I’m glad for him, really. Lecturing Americans about “who we are” has always seemed to be the part of the job that he enjoys most, even though it’s really not part of the job. He’s got nothing better to do in year eight either, if we’re being honest. His time is probably best spent at this point delivering aspirational weekly talks on who we are, and aren’t, as a nation.

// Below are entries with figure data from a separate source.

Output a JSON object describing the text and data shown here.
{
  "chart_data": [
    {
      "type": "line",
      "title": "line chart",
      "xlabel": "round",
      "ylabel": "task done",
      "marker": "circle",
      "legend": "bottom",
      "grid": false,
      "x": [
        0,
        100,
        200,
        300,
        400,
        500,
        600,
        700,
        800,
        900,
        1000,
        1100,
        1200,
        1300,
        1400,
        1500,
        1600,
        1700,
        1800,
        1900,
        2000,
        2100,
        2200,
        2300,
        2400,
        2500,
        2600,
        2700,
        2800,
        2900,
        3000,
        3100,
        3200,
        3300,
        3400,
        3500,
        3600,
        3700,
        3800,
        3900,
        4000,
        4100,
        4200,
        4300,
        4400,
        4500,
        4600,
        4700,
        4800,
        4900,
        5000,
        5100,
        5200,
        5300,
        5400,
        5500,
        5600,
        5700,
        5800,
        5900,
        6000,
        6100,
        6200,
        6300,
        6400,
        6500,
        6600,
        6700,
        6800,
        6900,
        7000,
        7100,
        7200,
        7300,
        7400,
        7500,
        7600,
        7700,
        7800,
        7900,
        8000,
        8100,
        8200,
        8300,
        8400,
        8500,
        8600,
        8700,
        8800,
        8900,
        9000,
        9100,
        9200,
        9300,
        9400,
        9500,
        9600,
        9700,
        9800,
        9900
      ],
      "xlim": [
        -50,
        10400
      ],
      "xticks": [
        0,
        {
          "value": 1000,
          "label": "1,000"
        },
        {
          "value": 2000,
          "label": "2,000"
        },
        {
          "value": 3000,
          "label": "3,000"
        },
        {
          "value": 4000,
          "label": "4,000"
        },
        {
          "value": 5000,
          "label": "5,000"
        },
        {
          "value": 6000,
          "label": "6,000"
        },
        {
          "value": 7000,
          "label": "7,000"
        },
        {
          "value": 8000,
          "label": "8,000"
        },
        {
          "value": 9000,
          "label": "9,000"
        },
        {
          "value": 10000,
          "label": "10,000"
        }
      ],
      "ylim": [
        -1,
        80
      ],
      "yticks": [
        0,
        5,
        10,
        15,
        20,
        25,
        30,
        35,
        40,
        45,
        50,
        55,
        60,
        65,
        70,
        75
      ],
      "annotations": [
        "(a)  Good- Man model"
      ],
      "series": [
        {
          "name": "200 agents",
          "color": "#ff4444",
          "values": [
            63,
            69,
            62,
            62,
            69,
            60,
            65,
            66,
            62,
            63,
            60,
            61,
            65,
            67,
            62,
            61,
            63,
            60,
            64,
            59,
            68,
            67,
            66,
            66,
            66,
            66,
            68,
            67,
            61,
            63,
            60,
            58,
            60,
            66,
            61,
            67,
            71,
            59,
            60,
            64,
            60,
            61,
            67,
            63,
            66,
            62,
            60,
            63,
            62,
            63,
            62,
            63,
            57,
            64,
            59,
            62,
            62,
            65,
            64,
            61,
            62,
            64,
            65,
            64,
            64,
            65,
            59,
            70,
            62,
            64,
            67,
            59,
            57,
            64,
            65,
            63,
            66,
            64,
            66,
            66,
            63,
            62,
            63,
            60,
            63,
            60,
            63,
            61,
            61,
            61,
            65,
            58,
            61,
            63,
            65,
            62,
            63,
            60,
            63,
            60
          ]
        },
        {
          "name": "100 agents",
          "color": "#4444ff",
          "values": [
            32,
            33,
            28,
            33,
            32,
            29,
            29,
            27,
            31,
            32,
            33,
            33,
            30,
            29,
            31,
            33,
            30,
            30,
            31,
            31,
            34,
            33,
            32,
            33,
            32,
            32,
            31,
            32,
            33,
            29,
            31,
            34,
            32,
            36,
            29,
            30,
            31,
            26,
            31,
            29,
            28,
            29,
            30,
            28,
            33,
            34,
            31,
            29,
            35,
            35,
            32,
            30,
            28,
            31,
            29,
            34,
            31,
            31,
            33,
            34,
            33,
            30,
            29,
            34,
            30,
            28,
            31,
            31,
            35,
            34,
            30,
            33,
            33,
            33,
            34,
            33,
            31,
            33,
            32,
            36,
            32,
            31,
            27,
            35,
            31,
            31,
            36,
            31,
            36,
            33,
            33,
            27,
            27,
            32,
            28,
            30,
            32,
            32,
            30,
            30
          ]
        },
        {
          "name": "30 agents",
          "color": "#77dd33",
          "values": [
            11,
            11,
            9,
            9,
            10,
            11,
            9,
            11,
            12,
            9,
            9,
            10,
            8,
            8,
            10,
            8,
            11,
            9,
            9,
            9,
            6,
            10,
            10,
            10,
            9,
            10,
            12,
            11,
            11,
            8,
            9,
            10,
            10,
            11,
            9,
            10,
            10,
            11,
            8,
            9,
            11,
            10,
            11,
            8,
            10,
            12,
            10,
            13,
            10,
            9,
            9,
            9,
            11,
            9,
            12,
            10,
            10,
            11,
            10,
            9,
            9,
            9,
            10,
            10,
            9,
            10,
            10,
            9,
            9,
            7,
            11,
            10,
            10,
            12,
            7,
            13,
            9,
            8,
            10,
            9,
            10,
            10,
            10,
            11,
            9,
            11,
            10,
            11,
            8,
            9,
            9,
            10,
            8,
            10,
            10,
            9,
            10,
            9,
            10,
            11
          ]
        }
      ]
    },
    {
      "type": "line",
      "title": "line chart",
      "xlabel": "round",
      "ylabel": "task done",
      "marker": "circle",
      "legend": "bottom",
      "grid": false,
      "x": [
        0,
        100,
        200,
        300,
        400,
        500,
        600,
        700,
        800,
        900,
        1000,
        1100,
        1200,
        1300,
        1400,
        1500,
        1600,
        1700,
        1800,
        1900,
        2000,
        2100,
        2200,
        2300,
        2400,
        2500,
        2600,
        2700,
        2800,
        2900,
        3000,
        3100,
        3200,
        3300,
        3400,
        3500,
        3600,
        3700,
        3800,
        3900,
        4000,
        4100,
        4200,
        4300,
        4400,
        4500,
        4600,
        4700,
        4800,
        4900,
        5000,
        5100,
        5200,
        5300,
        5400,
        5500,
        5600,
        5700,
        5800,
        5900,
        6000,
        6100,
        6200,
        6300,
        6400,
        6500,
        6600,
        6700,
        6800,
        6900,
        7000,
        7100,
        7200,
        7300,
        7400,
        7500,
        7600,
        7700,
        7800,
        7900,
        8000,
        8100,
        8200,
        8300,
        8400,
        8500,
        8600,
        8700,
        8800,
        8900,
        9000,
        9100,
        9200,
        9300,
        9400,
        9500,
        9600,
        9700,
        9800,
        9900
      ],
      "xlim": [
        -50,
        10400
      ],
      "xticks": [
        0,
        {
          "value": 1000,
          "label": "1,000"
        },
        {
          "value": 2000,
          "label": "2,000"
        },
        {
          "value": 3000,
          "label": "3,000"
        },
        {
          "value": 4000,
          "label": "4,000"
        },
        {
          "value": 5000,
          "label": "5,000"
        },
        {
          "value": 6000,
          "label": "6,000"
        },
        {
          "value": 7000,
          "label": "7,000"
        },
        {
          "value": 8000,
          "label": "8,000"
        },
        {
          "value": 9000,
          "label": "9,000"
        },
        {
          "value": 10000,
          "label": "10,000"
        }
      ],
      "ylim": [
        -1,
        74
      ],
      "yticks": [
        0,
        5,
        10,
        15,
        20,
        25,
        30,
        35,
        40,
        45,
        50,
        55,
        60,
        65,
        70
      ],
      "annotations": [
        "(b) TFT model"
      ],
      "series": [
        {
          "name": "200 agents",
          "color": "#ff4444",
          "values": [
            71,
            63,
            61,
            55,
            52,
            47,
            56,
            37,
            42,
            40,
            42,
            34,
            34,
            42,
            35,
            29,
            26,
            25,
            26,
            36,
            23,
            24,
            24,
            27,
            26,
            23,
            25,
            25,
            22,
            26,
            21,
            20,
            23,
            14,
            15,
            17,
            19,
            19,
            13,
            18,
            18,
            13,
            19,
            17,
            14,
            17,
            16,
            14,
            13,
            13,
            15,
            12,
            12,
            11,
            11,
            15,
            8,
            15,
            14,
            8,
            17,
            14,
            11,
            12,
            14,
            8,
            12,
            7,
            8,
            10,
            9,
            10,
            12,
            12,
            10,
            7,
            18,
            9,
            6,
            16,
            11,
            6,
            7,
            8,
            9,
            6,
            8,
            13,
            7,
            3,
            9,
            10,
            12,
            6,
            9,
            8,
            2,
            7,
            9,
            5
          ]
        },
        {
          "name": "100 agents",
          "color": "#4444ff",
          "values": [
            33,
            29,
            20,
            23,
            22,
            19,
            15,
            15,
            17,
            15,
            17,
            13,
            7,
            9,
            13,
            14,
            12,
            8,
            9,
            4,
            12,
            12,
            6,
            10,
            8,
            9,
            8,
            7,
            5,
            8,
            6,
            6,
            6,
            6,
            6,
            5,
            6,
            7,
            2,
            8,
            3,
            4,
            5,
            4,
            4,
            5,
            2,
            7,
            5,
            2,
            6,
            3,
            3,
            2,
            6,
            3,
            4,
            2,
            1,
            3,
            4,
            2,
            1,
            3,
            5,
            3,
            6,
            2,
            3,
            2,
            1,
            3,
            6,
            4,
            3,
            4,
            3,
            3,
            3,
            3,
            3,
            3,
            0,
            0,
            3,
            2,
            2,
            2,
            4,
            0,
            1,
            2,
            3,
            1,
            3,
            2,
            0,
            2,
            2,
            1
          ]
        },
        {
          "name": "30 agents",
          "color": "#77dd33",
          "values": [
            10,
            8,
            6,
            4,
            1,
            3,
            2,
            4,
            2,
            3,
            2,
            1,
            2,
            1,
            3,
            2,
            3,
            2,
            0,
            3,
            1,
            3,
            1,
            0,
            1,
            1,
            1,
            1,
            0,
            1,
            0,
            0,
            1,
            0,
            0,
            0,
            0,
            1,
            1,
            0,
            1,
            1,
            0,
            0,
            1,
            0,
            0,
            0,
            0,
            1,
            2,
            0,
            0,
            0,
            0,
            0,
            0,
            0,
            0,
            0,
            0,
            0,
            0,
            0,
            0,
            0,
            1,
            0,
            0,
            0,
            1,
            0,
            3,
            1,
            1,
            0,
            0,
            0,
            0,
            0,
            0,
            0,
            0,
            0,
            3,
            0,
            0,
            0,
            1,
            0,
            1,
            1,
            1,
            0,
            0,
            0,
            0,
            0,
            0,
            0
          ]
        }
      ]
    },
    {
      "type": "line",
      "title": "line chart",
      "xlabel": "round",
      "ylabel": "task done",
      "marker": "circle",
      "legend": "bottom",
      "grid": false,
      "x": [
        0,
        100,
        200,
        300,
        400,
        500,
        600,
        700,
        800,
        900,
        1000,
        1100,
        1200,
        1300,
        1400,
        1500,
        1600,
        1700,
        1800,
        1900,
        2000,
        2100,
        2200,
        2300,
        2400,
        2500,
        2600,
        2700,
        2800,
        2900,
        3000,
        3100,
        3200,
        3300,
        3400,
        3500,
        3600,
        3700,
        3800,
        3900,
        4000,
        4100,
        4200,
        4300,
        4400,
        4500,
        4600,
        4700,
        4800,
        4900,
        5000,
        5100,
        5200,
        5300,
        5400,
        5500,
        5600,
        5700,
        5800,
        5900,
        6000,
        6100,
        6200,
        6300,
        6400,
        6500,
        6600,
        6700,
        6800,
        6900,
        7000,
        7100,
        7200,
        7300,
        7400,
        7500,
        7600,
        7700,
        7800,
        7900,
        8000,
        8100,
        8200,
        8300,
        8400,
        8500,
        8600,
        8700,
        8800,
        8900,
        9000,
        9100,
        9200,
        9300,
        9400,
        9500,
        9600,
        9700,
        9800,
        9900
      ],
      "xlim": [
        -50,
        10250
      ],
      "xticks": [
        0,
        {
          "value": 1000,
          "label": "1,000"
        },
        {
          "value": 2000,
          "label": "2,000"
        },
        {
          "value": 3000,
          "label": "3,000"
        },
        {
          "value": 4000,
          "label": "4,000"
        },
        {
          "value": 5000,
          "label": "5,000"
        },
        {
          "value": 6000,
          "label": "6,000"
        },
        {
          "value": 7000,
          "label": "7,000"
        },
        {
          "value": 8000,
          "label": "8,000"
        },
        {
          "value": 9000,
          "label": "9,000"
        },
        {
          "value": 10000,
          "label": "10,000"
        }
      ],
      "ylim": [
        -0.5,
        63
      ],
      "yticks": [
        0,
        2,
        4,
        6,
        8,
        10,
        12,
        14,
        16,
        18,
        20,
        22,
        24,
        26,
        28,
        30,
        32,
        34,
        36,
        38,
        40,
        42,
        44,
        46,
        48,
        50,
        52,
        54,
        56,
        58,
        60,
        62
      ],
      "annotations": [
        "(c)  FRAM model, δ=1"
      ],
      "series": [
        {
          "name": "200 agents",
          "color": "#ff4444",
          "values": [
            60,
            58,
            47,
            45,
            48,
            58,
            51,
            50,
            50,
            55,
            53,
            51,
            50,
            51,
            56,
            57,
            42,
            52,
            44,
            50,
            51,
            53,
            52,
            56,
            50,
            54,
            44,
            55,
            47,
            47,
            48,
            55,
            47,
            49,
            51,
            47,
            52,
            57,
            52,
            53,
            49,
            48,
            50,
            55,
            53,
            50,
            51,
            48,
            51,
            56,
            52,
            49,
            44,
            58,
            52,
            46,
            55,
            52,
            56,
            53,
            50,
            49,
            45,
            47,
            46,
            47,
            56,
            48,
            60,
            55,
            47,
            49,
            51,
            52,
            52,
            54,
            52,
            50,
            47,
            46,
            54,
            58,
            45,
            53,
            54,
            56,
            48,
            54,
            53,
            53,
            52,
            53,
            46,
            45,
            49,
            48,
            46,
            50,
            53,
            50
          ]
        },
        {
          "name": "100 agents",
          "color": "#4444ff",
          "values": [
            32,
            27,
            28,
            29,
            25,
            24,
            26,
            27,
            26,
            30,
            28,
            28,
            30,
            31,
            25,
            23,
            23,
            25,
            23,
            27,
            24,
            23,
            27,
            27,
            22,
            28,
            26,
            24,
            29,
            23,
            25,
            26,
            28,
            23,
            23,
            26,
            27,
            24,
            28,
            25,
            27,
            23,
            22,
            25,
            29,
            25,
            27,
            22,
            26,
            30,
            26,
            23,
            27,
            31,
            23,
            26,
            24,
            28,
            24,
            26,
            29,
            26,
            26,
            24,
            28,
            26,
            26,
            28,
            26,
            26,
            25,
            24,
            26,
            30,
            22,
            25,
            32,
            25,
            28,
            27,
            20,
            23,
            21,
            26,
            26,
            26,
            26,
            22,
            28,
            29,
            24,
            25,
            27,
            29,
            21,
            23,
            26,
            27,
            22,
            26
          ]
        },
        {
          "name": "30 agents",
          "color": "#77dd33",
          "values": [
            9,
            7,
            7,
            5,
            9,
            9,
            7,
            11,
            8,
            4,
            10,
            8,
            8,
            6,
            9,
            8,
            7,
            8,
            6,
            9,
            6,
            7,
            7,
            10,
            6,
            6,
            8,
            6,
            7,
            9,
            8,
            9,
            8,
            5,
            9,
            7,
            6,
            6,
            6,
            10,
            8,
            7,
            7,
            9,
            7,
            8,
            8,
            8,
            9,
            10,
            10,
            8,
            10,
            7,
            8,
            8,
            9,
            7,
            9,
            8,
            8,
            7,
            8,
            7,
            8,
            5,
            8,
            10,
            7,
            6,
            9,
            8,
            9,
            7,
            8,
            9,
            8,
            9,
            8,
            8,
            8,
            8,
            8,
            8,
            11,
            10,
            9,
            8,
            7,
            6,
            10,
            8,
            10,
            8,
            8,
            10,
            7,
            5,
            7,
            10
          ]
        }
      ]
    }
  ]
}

On the one hand, this is a prosaic reminder that you shouldn’t blame a group for the worst actions of its most degenerate members. On the other hand, political actors do that all the time, including and especially members of the left after that lunatic shot Gabby Giffords in Tucson five years ago and somehow the “climate” among conservatives took the rap. The debate about taking the Confederate battle flag down from the statehouse grounds in South Carolina was premised upon the idea that retrograde cultural customs tolerated by nonviolent people can embolden dangerous cranks in their midst. To find a similar argument being made in non-conservative media about jihadis and Muslims, you can watch Bill Maher’s show or … actually, that’s pretty much it. None of that undermines Obama’s point condemning harassment, but the fact that he chose to stage this at a mosque which itself isn’t free of radical associations ironically underscores why so many people worry about Islam, as though there’s nowhere you can go among the ummah and be certain that you’re exclusively among “moderates.” What he says about the “American family” has the same problem: It’s well-meaning, and he’s right that America’s Muslims are more a part of “the family” than Europe’s Muslims are, but there’s a clanging disjunction between the sentiment here and the news over the past few months of Europe’s wrenching problems trying to assimilate Middle Eastern refugees, starting in Cologne. It feels like another case (a la Bush before him) of addressing serious cultural conflicts essentially by papering them over. What’s going to happen when France is 20 percent Muslim? “Don’t harass people.” How much should we worry about homegrown jihadis attacking America again after San Bernardino? “We’re all one family.” Are critics like Maher right that Islam is fundamentally illiberal and therefore destined to forever conflict with western values? “Religious freedom is a cherished American value.” Okay, thanks for the chat.
I wonder how many Americans feel they’re part of a national “family” anymore.